Thüringische Landeszeitung (Jena)
Mittwochs auf dem Weimarer Markt
Mitslal KifleyesusMatschie setzt auf Entwicklungshilfe durch Direktvermarktung
WEIMAR/JENA. Über glühenden Kohlen röstet Mitslal KifleyesusMatschie Kaffeebohnen. Damit zieht sie Blicke der Marktbesucher in Weimar auf sich – und lockt Interessierte an den Stand. Immer mittwochs kommt sie von Jena rüber. Der Kaffee ist für jene gedacht, die mit ihr zwanglos ins Gespräch kommen wollen – über ihre besondere Art der Entwicklungshilfe und ihre Direktvermarktung. Im Angebot hat sie Produkte aus Shea-Butter, hergestellt in Äthiopien von dort heimischen Bauern und Flüchtlingen aus Südsudan.
Ecopia heißt das Projekt der Frau mit dem Doktortitel, die sich einst um Internationale Waffenkontrolle kümmerte, ehe sie der Liebe wegen nach Thüringen kam – und die hier blieb, als ihre Ehe mit dem Politiker Christoph Matschie vor Jahren zerbrach. Mittlerweile sind ihre beiden Kinder dabei, flügge zu werden. Bei Sohn Felix ist bereits absehbar, wie sehr er sich für das Engagement der Mutter interessiert. Ein Jahr habe er dem Projekt in Äthiopien gewidmet, studiere nun in Zürich Biologie. „Er hat eine grüne Akademie gegründet“, sagt sie.

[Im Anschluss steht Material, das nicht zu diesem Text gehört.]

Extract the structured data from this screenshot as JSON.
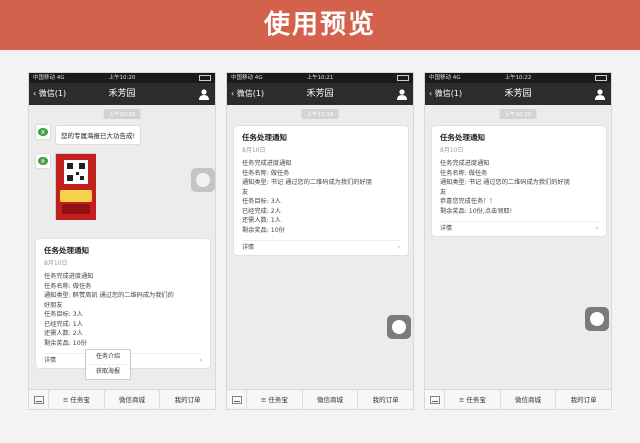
{
  "banner": {
    "title": "使用预览"
  },
  "colors": {
    "banner": "#d4614c",
    "navbar": "#2c2c2c",
    "poster": "#c21f1f"
  },
  "phones": [
    {
      "status": {
        "carrier": "中国移动  4G",
        "time": "上午10:20"
      },
      "nav": {
        "back": "微信(1)",
        "title": "禾芳园"
      },
      "timestamp": "上午10:19",
      "bubble_text": "您的专属海报已大功告成!",
      "card": {
        "title": "任务处理通知",
        "date": "8月10日",
        "lines": [
          "任务完成进度通知",
          "任务名称:  做任务",
          "通知类型:  醉赞周凯 通过您的二维码成为我们的",
          "好朋友",
          "任务目标:  3人",
          "已经完成:  1人",
          "还需人数:  2人",
          "剩余奖品:  10份"
        ],
        "detail": "详情"
      },
      "popup": [
        "任务介绍",
        "获取海报"
      ],
      "menu": [
        "任务宝",
        "微信商城",
        "我的订单"
      ]
    },
    {
      "status": {
        "carrier": "中国移动  4G",
        "time": "上午10:21"
      },
      "nav": {
        "back": "微信(1)",
        "title": "禾芳园"
      },
      "timestamp": "上午10:19",
      "card": {
        "title": "任务处理通知",
        "date": "8月10日",
        "lines": [
          "任务完成进度通知",
          "任务名称:  做任务",
          "通知类型:  书记 通过您的二维码成为我们的好朋",
          "友",
          "任务目标:  3人",
          "已经完成:  2人",
          "还需人数:  1人",
          "剩余奖品:  10份"
        ],
        "detail": "详情"
      },
      "menu": [
        "任务宝",
        "微信商城",
        "我的订单"
      ]
    },
    {
      "status": {
        "carrier": "中国移动  4G",
        "time": "上午10:22"
      },
      "nav": {
        "back": "微信(1)",
        "title": "禾芳园"
      },
      "timestamp": "上午10:20",
      "card": {
        "title": "任务处理通知",
        "date": "8月10日",
        "lines": [
          "任务完成进度通知",
          "任务名称:  做任务",
          "通知类型:  书记 通过您的二维码成为我们的好朋",
          "友",
          "恭喜您完成任务！！",
          "剩余奖品:  10份,点击领取!"
        ],
        "detail": "详情"
      },
      "menu": [
        "任务宝",
        "微信商城",
        "我的订单"
      ]
    }
  ]
}
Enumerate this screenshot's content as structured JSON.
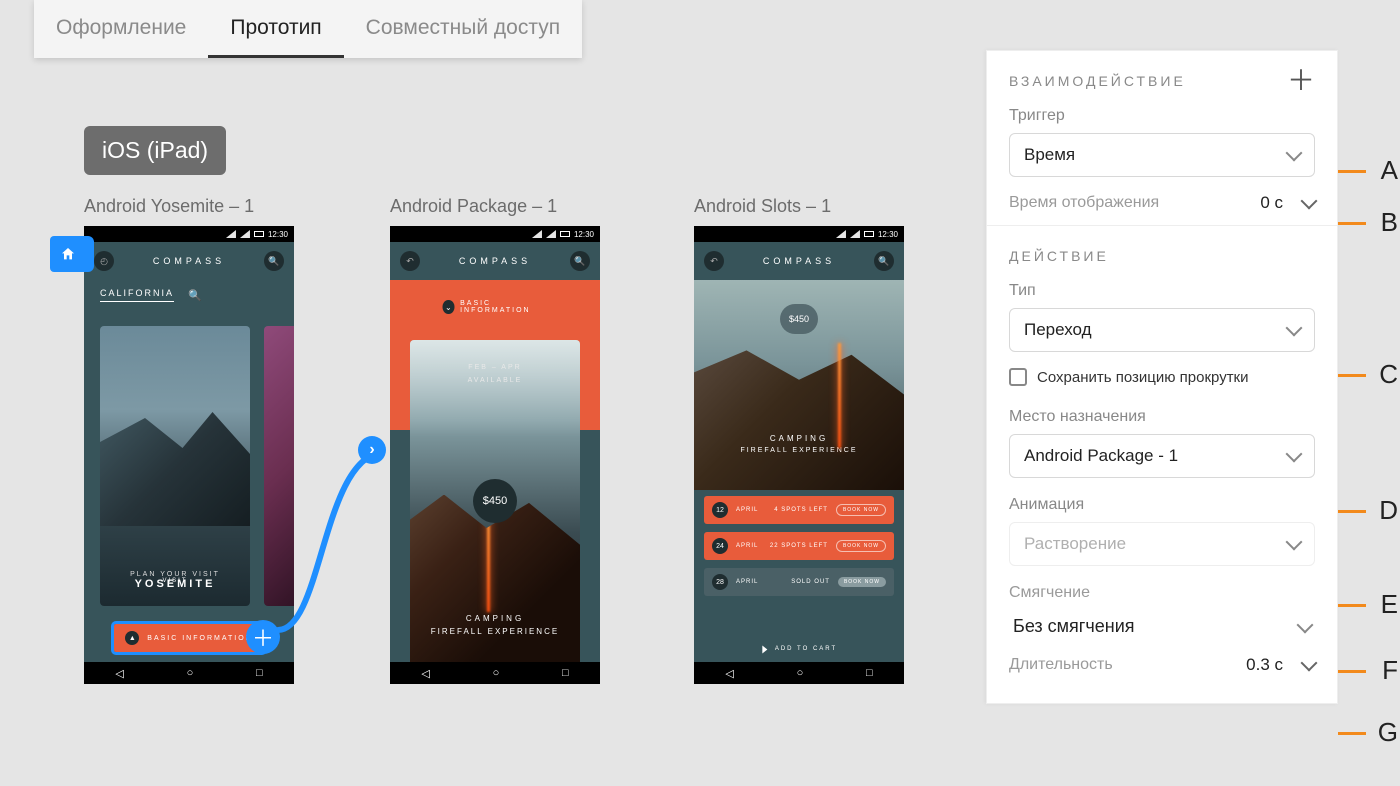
{
  "tabs": {
    "design": "Оформление",
    "prototype": "Прототип",
    "share": "Совместный доступ"
  },
  "device_chip": "iOS (iPad)",
  "artboards": {
    "a1": "Android Yosemite – 1",
    "a2": "Android Package – 1",
    "a3": "Android Slots – 1"
  },
  "status_time": "12:30",
  "app_brand": "COMPASS",
  "phone1": {
    "tab_selected": "CALIFORNIA",
    "card_sub": "PLAN YOUR VISIT",
    "card_title": "YOSEMITE",
    "visit": "VISIT",
    "button": "BASIC INFORMATION"
  },
  "phone2": {
    "chip": "BASIC INFORMATION",
    "avail1": "FEB – APR",
    "avail2": "AVAILABLE",
    "price": "$450",
    "camp": "CAMPING",
    "exp": "FIREFALL EXPERIENCE"
  },
  "phone3": {
    "price": "$450",
    "camp": "CAMPING",
    "exp": "FIREFALL EXPERIENCE",
    "slots": [
      {
        "day": "12",
        "month": "APRIL",
        "spots": "4 SPOTS LEFT",
        "cta": "BOOK NOW",
        "cls": "orange"
      },
      {
        "day": "24",
        "month": "APRIL",
        "spots": "22 SPOTS LEFT",
        "cta": "BOOK NOW",
        "cls": "orange"
      },
      {
        "day": "28",
        "month": "APRIL",
        "spots": "SOLD OUT",
        "cta": "BOOK NOW",
        "cls": "gray"
      }
    ],
    "cart": "ADD TO CART"
  },
  "panel": {
    "interaction_header": "ВЗАИМОДЕЙСТВИЕ",
    "trigger_label": "Триггер",
    "trigger_value": "Время",
    "display_time_label": "Время отображения",
    "display_time_value": "0 с",
    "action_header": "ДЕЙСТВИЕ",
    "type_label": "Тип",
    "type_value": "Переход",
    "preserve_scroll": "Сохранить позицию прокрутки",
    "destination_label": "Место назначения",
    "destination_value": "Android Package - 1",
    "animation_label": "Анимация",
    "animation_value": "Растворение",
    "easing_label": "Смягчение",
    "easing_value": "Без смягчения",
    "duration_label": "Длительность",
    "duration_value": "0.3 с"
  },
  "callouts": {
    "A": "A",
    "B": "B",
    "C": "C",
    "D": "D",
    "E": "E",
    "F": "F",
    "G": "G"
  }
}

Die Idee zu Ecopia entstand vor zwölf Jahren. Inzwischen hat sie sich zum Ziel gesetzt, Naturprodukte herzustellen, die in Europa gut verkäuflich sind und bei denen der Export nicht zulasten der Äthiopier geht. Deshalb gehören Lebensmittel nicht zum aktuellen Angebot. Optimal nennt Kifleyesus-Matschie duftstofffreie Shea-Butter, die bei heller Haut gute Dienste leiste, die aber in Äthiopien unbekannt sei. 80 Prozent der Einnahmen sollen bei den Bauern bleiben, je zehn Prozent sind für Verpackung und Vertrieb eingeplant. Direktvermarktung sei deshalb so wichtig, weil auf anderen Wegen zu wenig bei den Herstellern in Äthiopien ankomme. Deshalb verweist Mitslal Kifleyesus-Matschie auch auf ihren eigenen Online-Shop.
Äthiopien zu präsentieren als ein Land, das europäischen Kunden etwas zu geben hat: Das treibt Mitslal Kifleyesus-Matschie an – nicht nur mittwochs in Weimar, sondern auch samstags in Jena auf dem Markt. Sie reist aber auch – wie am vergangenen Wochenende – bis nach Crimmitschau, wo unter dem Titel „Flechtwerk“der mitteldeutscher Korbmacher- und Pflanzenmarkt am dortigen Deutschen Landwirtschaftsmuseum in Schloss Blankenhain stattfand. In den nächsten zwei Jahren wolle sie in möglichst vielen deutschen Städten auf die Idee und das Angebot von Ecopia aufmerksam machen, sagt Mitslal Kifleyesus-Matschie: „Ich will zeigen, dass wir nicht hilflos sind bei dem, was in der Welt passiert.“
Sie hat ein großes Netzwerk in Äthiopien und Deutschland. Nicht nur auf Märkten sei sie präsent. Demnächst lehre sie in Jena Politikstudenten „Ethik moderner Technologie“– als Gastdozentin an der Uni.